Top: Spectrogram of regular echolocation clicks and a buzz from a tagged Mesoplodon densirostris at AUTEC. Low-frequency flow noise from swimming motions is also visible below 1 kHz. Bottom: Calculation of RMS sound levels in the 1/3^rd-octave band in dB re 1 µPa used for the analysis of the MFA and PRN signal (3111–3920 Hz). The thin black line uses a 10 msec window for calculating RMS, the thicker blue line uses a 200 msec window. The algorithm that calculates RMS over the 200 msec window includes a routine that rejects energy from short echolocation clicks.

Figure 9. Illustration of the method used to estimate acoustic exposure for MFA sonar sounds.

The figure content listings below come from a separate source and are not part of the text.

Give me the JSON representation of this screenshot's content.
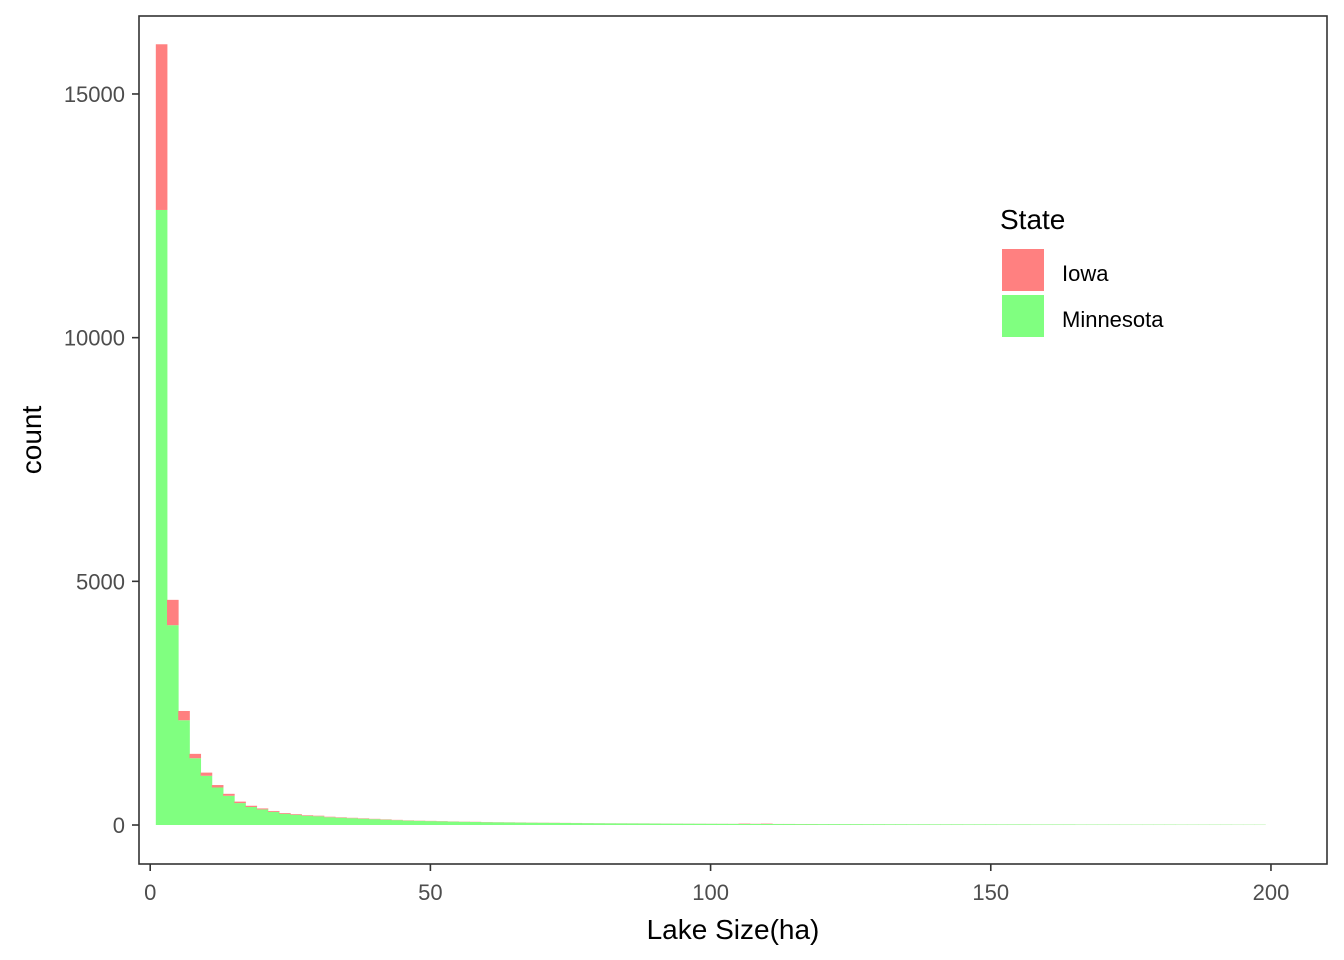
{
  "chart_data": {
    "type": "bar",
    "subtype": "stacked-histogram",
    "xlabel": "Lake Size(ha)",
    "ylabel": "count",
    "xlim": [
      -2,
      210
    ],
    "ylim": [
      -800,
      16600
    ],
    "x_ticks": [
      0,
      50,
      100,
      150,
      200
    ],
    "y_ticks": [
      0,
      5000,
      10000,
      15000
    ],
    "x_tick_labels": [
      "0",
      "50",
      "100",
      "150",
      "200"
    ],
    "y_tick_labels": [
      "0",
      "5000",
      "10000",
      "15000"
    ],
    "grid": false,
    "legend": {
      "title": "State",
      "position": "top-right"
    },
    "bins": {
      "start": 1,
      "width": 2,
      "end": 199
    },
    "series": [
      {
        "name": "Minnesota",
        "color": "#80ff80",
        "values": [
          12620,
          4100,
          2150,
          1370,
          1010,
          770,
          600,
          450,
          370,
          320,
          270,
          230,
          210,
          190,
          180,
          160,
          150,
          140,
          130,
          120,
          110,
          100,
          90,
          85,
          80,
          75,
          70,
          66,
          62,
          58,
          55,
          52,
          50,
          48,
          46,
          44,
          42,
          40,
          38,
          36,
          34,
          33,
          32,
          31,
          30,
          29,
          28,
          27,
          26,
          25,
          24,
          23,
          22,
          21,
          21,
          20,
          20,
          19,
          19,
          18,
          18,
          17,
          17,
          16,
          16,
          15,
          15,
          14,
          14,
          13,
          13,
          13,
          12,
          12,
          12,
          11,
          11,
          11,
          10,
          10,
          10,
          10,
          9,
          9,
          9,
          9,
          8,
          8,
          8,
          8,
          8,
          7,
          7,
          7,
          7,
          7,
          6,
          6,
          6
        ]
      },
      {
        "name": "Iowa",
        "color": "#ff8080",
        "values": [
          3400,
          520,
          190,
          90,
          65,
          50,
          40,
          30,
          25,
          20,
          18,
          16,
          14,
          12,
          11,
          10,
          9,
          8,
          8,
          7,
          7,
          6,
          6,
          5,
          5,
          5,
          4,
          4,
          4,
          4,
          3,
          3,
          3,
          3,
          3,
          3,
          2,
          2,
          2,
          2,
          2,
          2,
          2,
          2,
          2,
          2,
          2,
          2,
          2,
          2,
          2,
          2,
          8,
          4,
          8,
          2,
          2,
          2,
          2,
          1,
          1,
          1,
          1,
          1,
          1,
          1,
          1,
          1,
          1,
          1,
          1,
          1,
          1,
          1,
          1,
          1,
          1,
          1,
          1,
          1,
          1,
          1,
          1,
          1,
          1,
          1,
          1,
          1,
          1,
          1,
          1,
          1,
          1,
          1,
          1,
          1,
          1,
          1,
          1
        ]
      }
    ]
  }
}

Top: Spectrogram of a mid-frequency sonar signal (MFA) broadcast during sound playback in September 2007 as recorded on a tagged Mesoplodon densirostris. The direct arrival of the playback signal occurred at time 4.2–5.5 sec; sound energy at the same frequency later in the spectrogram represents reverberation of this signal arriving from other paths such as reflections from the surface and the seafloor. Low-frequency flow noise from swimming motions is also visible below 1 kHz. Bottom: Calculation of RMS sound levels in dB re 1 µPa in the 1/3^rd-octave band used for the analysis of the MFA and PRN signal (3111–3920 Hz). The thin black line uses a 10 msec window for calculating RMS, the thicker blue line uses a 200 msec window.

Figure 10. Illustration of the method used to estimate acoustic exposure for killer whale sounds.

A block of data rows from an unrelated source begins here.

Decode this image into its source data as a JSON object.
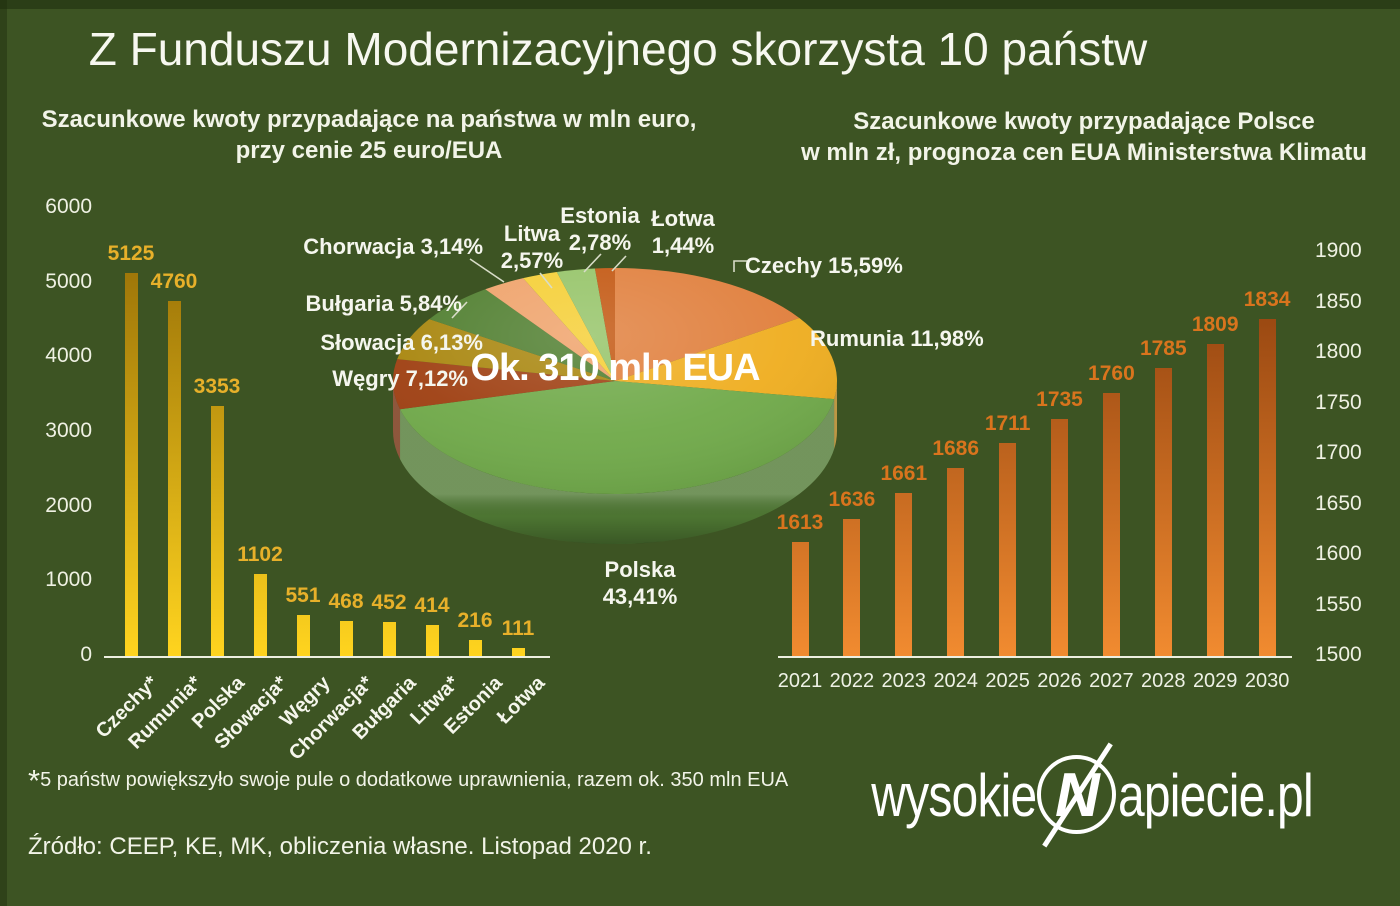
{
  "title": "Z Funduszu Modernizacyjnego skorzysta 10 państw",
  "theme": {
    "background": "#3D5423",
    "text_color": "#F2F4E8",
    "axis_line_color": "#EDEFE0",
    "left_bar_gradient": [
      "#8F6705",
      "#FFD41F"
    ],
    "right_bar_gradient": [
      "#8A3C0C",
      "#F18B30"
    ],
    "left_value_color": "#E7B02A",
    "right_value_color": "#D9741D"
  },
  "chart_data": [
    {
      "type": "bar",
      "title_lines": [
        "Szacunkowe kwoty przypadające  na państwa w mln euro,",
        "przy cenie 25 euro/EUA"
      ],
      "categories": [
        "Czechy*",
        "Rumunia*",
        "Polska",
        "Słowacja*",
        "Węgry",
        "Chorwacja*",
        "Bułgaria",
        "Litwa*",
        "Estonia",
        "Łotwa"
      ],
      "values": [
        5125,
        4760,
        3353,
        1102,
        551,
        468,
        452,
        414,
        216,
        111
      ],
      "ylim": [
        0,
        6000
      ],
      "yticks": [
        0,
        1000,
        2000,
        3000,
        4000,
        5000,
        6000
      ],
      "legend": "none",
      "grid": false
    },
    {
      "type": "pie",
      "labels": [
        "Czechy",
        "Rumunia",
        "Polska",
        "Węgry",
        "Słowacja",
        "Bułgaria",
        "Chorwacja",
        "Litwa",
        "Estonia",
        "Łotwa"
      ],
      "values": [
        15.59,
        11.98,
        43.41,
        7.12,
        6.13,
        5.84,
        3.14,
        2.57,
        2.78,
        1.44
      ],
      "percent_display": [
        "15,59%",
        "11,98%",
        "43,41%",
        "7,12%",
        "6,13%",
        "5,84%",
        "3,14%",
        "2,57%",
        "2,78%",
        "1,44%"
      ],
      "colors": [
        "#E07E3B",
        "#EFAD1E",
        "#6FA948",
        "#9E3E10",
        "#A8850C",
        "#4E7D2D",
        "#EFA168",
        "#F5CE32",
        "#94C366",
        "#C2550E"
      ],
      "center_label": "Ok. 310 mln EUA"
    },
    {
      "type": "bar",
      "title_lines": [
        "Szacunkowe kwoty przypadające Polsce",
        "w mln zł, prognoza cen EUA Ministerstwa Klimatu"
      ],
      "categories": [
        "2021",
        "2022",
        "2023",
        "2024",
        "2025",
        "2026",
        "2027",
        "2028",
        "2029",
        "2030"
      ],
      "values": [
        1613,
        1636,
        1661,
        1686,
        1711,
        1735,
        1760,
        1785,
        1809,
        1834
      ],
      "ylim": [
        1500,
        1900
      ],
      "yticks": [
        1500,
        1550,
        1600,
        1650,
        1700,
        1750,
        1800,
        1850,
        1900
      ],
      "legend": "none",
      "grid": false
    }
  ],
  "footnote_star": "*",
  "footnote": "5 państw powiększyło swoje pule o dodatkowe uprawnienia, razem ok. 350 mln EUA",
  "source": "Źródło: CEEP, KE, MK, obliczenia własne. Listopad 2020 r.",
  "logo": {
    "prefix": "wysokie",
    "n": "N",
    "suffix": "apiecie.pl"
  }
}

Top: Spectrogram of a killer whale (Orcinus orca) signal broadcast during sound playback in September 2007 as recorded on a tagged Mesoplodon densirostris. The main killer whale signal occurred between 0.75–1.5 sec. The tagged whale produced a buzz from 6–9.5 sec. Bottom: Calculation of RMS sound levels in dB re 1 µPa. The thin black line shows the results from using a 10 msec window for calculating RMS, the colored lines indicate RMS energy in 1/3^rd-octave bands between 2 and 5 kHz over a 200 msec window. The blue line indicates the 1/3^rd-octave band between 1960–2467 Hz, the green line indicates the 1/3^rd-octave band between 2467–3111 Hz, the red line indicates the 1/3^rd-octave band between 3111–3920 Hz, and the cyan line indicates the 1/3^rd-octave band between 3920–4939.

Figure 11. Illustration of the method used to estimate acoustic exposure for pseudo-random noise.

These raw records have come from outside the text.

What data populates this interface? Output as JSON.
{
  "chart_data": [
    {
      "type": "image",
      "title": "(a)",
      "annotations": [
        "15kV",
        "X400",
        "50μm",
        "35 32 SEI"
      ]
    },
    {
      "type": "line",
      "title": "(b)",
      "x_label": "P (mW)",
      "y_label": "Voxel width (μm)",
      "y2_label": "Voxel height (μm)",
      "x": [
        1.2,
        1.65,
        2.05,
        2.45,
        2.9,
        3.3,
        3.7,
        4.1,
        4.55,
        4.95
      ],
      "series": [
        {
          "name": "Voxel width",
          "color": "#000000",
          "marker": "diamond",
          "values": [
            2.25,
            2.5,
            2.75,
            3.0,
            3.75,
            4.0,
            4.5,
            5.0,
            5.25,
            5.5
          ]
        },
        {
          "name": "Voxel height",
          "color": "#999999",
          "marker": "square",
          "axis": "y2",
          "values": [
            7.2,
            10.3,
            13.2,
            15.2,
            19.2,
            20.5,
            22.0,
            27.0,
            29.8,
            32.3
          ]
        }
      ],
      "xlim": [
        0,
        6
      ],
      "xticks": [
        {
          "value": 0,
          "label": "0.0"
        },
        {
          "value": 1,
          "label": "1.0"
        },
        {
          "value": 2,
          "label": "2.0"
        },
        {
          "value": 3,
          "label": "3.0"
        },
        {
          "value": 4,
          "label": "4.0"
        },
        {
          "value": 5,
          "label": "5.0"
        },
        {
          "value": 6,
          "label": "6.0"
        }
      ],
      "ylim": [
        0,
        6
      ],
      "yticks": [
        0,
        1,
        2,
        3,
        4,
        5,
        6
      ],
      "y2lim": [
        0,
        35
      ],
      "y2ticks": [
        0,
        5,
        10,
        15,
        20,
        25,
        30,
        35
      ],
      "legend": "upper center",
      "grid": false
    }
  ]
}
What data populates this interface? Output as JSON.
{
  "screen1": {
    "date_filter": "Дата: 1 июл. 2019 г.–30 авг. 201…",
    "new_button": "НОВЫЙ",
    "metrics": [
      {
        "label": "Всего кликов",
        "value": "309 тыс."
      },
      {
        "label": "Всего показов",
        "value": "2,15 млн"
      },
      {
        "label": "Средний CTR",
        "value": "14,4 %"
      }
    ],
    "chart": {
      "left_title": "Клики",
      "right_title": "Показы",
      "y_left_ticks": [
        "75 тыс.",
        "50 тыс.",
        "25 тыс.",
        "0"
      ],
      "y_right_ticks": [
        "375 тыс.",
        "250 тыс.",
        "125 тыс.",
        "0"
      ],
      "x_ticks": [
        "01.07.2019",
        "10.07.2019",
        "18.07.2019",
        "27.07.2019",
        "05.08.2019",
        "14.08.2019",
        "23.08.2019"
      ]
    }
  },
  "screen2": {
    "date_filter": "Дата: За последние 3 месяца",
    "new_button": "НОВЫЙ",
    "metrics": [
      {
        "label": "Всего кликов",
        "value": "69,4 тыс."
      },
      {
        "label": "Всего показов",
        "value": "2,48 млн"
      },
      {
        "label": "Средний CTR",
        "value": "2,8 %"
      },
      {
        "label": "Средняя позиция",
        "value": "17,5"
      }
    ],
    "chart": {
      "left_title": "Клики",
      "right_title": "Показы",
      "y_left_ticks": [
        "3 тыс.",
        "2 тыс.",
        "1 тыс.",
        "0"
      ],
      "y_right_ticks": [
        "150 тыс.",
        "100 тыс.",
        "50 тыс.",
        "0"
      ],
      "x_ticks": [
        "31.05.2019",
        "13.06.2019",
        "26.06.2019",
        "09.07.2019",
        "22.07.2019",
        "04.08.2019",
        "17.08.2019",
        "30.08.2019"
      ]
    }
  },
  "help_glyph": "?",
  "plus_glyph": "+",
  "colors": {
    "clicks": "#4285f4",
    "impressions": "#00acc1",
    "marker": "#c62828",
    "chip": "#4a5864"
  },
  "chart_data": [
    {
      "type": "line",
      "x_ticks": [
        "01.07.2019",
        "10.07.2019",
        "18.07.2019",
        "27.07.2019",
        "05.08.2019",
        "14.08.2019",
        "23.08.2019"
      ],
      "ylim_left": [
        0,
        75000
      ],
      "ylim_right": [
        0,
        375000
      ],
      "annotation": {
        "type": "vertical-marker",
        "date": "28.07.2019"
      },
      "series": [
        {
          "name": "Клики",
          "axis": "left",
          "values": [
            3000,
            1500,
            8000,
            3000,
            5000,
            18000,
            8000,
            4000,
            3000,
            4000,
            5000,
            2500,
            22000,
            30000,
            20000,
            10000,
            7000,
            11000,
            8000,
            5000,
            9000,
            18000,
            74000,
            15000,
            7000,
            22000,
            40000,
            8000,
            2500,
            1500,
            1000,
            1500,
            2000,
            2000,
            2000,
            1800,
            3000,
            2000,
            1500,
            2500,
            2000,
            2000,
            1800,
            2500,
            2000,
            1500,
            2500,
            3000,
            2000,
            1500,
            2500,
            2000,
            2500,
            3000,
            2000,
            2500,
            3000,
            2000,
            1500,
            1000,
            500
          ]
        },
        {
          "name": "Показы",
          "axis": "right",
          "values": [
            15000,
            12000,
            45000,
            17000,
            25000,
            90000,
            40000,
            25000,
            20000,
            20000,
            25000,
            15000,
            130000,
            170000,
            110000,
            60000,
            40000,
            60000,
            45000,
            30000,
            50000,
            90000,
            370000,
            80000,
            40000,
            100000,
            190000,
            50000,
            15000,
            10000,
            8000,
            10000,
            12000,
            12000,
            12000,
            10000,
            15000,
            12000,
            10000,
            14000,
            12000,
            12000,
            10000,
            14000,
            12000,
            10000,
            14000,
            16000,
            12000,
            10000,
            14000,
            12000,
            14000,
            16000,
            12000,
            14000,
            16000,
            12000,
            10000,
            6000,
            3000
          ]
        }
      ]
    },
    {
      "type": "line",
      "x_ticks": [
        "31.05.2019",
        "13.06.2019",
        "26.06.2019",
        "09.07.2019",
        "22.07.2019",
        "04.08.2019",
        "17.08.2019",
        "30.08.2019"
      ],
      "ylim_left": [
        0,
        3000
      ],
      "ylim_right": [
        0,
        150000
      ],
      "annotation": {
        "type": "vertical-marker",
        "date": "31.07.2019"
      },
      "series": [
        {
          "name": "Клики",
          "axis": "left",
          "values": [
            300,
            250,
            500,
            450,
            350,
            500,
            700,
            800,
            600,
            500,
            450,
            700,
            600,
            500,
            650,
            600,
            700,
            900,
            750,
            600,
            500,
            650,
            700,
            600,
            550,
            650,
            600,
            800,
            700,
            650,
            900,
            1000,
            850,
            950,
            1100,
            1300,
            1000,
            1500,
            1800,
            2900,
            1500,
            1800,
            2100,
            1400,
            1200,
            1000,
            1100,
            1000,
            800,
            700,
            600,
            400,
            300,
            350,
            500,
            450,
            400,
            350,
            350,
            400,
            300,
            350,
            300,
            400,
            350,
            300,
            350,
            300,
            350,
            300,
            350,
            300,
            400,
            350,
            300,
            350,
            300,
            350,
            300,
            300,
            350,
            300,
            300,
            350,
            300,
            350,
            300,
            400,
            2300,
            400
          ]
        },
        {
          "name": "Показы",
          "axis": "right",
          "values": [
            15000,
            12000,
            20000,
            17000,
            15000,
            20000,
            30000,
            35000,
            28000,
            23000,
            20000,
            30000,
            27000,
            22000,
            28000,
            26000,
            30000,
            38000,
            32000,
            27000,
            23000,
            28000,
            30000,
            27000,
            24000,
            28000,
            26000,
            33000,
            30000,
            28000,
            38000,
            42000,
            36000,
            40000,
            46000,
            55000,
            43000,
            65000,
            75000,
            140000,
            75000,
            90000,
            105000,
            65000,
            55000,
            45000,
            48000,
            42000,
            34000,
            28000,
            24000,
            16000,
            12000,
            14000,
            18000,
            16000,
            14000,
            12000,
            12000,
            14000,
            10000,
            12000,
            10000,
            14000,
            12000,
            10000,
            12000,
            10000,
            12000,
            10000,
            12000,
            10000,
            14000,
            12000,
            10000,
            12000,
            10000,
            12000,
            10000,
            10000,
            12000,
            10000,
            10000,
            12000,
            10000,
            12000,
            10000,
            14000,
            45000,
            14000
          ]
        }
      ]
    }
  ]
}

Top: Spectrogram of a pseudorandom noise (PRN) signal broadcast during sound playback in September 2008 as recorded on a tagged Mesoplodon densirostris. The direct arrival of the playback signal occurred at time 5.5–7 sec; sound energy at the same frequency later in the spectrogram represents reverberation of this signal arriving from other paths such as reflections from the surface and the seafloor. Low-frequency flow noise from swimming motions is also visible below 1 kHz. Bottom: Calculation of RMS sound levels in dB re 1 µPa based on a single 1/3^rd-octave band (3111–3920 Hz). The thin black line shows the results using a 10 msec window for calculating RMS, the thicker blue line used a 200 msec window.